Treasury yields are sinking after the jobs report

Treasurys are rallying after the disappointing May jobs report. The US economy added 138,000 nonfarm jobs, missing the 182,000 that economists were anticipating. Additionally, the unemployment rate fell to a post-recession low of 4.3%. The post-data bid has yields across the curve down as much as 5 basis points. Here’s a look at the scoreboard as of 8:48 a.m. ET:

  • 2-year -2.4 bps @ 1.266%
  • 3-year -3.8 bps @ 1.399%
  • 5-year -5.6 bps @ 1.705%
  • 7-year -5.5 bps @ 1.964%
  • 10-year -5.6 bps @ 2.156%
  • 30-year -4.8 bps @ 2.814%

Friday’s buying has yields at the long end of the curve flirting with their lowest levels since Donald Trump’s election victory. Those yields rallied sharply in the weeks following the electionamid speculation Trump’s plans to cut taxes and spend on infrastructure would bring back inflation to the US.

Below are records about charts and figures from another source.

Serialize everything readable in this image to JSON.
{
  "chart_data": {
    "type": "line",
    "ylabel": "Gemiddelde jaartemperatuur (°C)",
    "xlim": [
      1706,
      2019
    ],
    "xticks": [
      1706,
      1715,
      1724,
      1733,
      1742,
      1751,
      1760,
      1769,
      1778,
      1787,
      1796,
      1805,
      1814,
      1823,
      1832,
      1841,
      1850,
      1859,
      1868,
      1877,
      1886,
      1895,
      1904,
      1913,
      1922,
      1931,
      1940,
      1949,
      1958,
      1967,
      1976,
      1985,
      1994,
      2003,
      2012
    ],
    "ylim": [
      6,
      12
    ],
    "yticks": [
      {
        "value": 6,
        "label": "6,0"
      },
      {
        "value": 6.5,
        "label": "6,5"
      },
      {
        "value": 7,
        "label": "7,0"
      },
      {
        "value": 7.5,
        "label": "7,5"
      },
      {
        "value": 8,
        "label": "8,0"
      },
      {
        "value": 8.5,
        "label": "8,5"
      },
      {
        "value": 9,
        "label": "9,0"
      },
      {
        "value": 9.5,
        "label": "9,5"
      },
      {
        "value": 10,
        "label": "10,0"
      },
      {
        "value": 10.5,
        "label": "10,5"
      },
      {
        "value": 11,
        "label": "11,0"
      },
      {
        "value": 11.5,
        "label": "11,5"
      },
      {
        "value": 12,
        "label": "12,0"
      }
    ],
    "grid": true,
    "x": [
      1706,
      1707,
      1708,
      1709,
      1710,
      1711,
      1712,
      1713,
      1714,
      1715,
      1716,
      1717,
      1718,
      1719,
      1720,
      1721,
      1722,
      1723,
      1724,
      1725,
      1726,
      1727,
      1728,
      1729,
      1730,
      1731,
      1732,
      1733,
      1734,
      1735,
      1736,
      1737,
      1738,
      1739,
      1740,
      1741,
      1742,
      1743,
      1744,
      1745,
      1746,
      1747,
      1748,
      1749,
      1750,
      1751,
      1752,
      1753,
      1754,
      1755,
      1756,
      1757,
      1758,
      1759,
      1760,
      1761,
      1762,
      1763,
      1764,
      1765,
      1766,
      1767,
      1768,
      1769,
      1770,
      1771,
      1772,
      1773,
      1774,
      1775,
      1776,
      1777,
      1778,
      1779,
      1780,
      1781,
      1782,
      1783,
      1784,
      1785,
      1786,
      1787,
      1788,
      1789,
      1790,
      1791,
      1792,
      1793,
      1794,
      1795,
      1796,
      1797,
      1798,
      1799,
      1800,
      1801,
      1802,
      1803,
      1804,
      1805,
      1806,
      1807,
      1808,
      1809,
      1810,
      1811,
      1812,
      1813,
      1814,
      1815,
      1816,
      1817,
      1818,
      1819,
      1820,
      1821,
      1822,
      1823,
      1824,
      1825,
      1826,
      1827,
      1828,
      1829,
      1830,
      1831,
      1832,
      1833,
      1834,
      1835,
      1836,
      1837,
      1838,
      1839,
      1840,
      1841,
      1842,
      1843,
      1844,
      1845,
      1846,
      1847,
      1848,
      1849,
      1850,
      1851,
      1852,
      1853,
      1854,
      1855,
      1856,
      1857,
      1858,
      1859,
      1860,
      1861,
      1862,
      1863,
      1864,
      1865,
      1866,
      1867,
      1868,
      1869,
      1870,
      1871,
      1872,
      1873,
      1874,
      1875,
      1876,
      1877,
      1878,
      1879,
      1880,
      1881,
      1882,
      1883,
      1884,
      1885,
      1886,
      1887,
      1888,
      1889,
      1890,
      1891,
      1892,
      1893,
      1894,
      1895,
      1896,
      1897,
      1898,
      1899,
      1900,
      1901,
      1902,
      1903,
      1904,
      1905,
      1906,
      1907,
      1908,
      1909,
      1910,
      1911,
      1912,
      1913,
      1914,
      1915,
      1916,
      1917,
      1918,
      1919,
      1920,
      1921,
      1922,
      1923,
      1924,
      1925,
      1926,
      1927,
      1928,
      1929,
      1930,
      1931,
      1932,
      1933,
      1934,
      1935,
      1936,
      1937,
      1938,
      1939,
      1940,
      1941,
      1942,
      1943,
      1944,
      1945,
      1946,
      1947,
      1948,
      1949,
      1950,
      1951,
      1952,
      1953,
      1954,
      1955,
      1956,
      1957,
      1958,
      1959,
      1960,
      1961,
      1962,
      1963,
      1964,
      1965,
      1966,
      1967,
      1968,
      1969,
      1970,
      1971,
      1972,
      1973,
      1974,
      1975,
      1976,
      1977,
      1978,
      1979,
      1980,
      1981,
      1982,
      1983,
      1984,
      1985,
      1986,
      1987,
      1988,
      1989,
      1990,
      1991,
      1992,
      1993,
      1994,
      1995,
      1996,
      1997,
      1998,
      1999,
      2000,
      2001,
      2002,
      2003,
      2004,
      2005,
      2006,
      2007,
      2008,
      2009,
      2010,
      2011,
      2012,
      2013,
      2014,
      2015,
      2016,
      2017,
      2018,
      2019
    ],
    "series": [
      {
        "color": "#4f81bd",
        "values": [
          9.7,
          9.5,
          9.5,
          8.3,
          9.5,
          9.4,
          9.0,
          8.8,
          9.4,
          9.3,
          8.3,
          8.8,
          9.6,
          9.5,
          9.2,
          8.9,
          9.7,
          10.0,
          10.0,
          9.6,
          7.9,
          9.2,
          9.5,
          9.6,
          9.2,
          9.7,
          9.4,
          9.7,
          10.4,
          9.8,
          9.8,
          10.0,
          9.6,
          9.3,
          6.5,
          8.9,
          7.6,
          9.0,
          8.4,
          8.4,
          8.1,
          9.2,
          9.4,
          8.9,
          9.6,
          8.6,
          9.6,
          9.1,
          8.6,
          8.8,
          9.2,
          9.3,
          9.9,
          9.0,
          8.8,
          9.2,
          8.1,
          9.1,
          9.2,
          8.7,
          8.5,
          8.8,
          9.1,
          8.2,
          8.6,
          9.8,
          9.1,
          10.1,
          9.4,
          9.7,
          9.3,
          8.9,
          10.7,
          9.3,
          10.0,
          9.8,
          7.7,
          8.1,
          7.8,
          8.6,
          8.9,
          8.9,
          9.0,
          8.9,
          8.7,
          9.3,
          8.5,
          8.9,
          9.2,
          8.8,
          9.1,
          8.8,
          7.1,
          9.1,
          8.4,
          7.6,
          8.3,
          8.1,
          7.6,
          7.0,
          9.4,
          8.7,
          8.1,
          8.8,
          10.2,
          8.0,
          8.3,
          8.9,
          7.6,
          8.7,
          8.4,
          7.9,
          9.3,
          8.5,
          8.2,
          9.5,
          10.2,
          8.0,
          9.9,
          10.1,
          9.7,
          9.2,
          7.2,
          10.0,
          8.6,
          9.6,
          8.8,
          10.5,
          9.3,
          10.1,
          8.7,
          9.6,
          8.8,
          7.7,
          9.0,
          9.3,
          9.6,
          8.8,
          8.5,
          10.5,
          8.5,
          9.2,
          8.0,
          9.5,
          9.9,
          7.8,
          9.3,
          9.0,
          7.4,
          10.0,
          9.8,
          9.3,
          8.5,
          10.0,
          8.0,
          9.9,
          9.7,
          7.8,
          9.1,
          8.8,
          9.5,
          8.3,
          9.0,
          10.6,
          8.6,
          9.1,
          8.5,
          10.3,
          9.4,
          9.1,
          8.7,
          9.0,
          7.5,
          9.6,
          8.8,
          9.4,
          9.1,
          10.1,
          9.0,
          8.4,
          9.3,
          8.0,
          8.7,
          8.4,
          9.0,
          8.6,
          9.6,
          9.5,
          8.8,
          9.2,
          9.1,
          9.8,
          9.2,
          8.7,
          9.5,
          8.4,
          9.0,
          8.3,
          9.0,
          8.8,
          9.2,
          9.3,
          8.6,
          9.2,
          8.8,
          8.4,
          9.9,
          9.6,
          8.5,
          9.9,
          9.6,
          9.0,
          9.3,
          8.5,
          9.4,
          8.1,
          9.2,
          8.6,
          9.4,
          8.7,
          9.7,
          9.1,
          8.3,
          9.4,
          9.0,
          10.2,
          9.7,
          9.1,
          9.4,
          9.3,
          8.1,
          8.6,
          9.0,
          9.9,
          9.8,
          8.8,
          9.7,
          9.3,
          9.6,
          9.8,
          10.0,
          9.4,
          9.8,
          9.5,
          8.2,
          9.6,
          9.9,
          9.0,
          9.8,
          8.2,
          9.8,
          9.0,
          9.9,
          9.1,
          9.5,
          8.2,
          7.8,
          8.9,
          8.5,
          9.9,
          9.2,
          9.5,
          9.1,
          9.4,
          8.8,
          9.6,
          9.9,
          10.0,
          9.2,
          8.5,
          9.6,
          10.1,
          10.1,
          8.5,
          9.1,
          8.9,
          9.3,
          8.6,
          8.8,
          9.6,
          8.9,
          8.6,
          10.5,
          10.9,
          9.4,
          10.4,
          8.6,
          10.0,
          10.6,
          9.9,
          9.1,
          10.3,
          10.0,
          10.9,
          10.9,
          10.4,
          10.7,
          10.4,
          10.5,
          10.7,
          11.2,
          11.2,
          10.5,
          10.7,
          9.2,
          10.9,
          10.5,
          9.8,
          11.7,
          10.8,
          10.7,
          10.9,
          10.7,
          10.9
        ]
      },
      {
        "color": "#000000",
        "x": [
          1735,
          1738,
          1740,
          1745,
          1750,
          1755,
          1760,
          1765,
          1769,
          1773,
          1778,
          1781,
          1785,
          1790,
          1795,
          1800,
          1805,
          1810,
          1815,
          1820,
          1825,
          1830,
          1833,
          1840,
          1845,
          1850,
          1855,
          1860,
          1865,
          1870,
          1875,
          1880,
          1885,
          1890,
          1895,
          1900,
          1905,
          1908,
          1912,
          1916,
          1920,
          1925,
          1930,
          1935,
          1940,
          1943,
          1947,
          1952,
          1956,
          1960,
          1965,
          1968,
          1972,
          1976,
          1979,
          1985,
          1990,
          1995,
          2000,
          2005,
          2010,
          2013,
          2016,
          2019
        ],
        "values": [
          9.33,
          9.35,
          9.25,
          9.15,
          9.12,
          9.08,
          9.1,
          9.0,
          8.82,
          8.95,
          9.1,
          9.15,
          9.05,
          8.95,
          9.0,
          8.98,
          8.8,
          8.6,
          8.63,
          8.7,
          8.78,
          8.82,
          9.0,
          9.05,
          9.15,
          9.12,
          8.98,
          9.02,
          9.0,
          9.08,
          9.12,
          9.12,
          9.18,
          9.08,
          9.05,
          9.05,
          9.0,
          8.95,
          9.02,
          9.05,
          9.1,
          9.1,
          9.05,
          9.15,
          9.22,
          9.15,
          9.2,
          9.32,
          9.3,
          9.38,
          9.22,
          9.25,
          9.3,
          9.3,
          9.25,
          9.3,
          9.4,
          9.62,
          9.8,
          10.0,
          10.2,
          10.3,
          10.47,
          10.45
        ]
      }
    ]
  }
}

However, Trump has been unable to get his ideas to pass Congress and that has tempered expectations that his agenda is going to get done. After topping out near 2.64% in March, the benchmark 10-year yield is sitting at its lowest level since November 10, two days after the election.

Friday’s action has had little impact on the yield curve as the 5-30-year spread holds at 110 bps, its flattest since early April.